Though willing to innovate, these industries could not afford to be guinea pigs. Cleantech startups of this era struggled to complete satisfactory testing and development let alone penetrate a market at scale (Tesla being the notable exception).

The Path to Returns

Once again, the market is crowded with new cleantech VCs and funds promising that Silicon Valley can save humanity from climate change. It feels like the early 2000s all over again. Will things turn out better this time?

Hopefully. There is nothing inherently incompatible about cleantech and venture capital. There is no reason why cleantech funds cannot achieve an internal rate of return (IRR) above 20%. There is, however, incompatibility between industrial firms struggling to adapt to a net-zero future and Silicon Valley-ites who come to the rescue with too much hubris.

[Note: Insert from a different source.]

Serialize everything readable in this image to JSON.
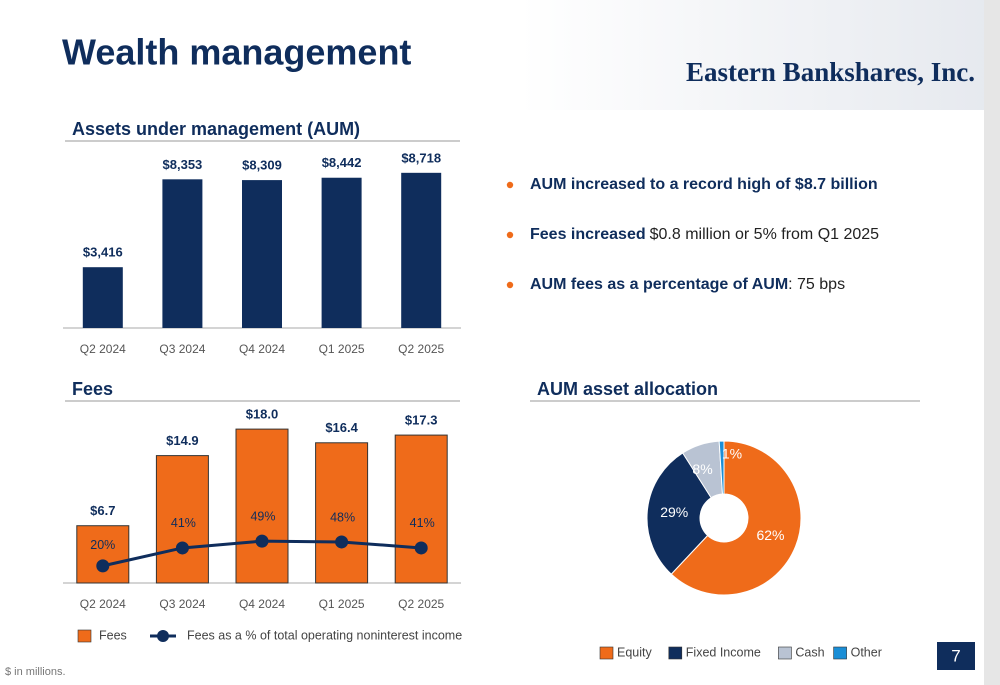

VCs must aim to partner with rather than preach to industrial firms. The infrastructure in traditional industries is extremely expensive to change or replace and can create value for decades. Industrial businesses are highly regulated because unlike smartphone games, steel plants face restrictions around zoning, safety, waste disposal and more. They might have one shot at using their cash reserves to future-proof their businesses and survive the energy transition.

That does not excuse industrial firms from taking responsibility for greenhouse gas emissions or other forms of pollution. The point is to approach cleantech VC with humility and a willingness to learn. Stop trying to solve climate change and start solving business problems that make fossil fuels hard to dislodge. There is immense knowledge, value and innovation potential within traditional industries.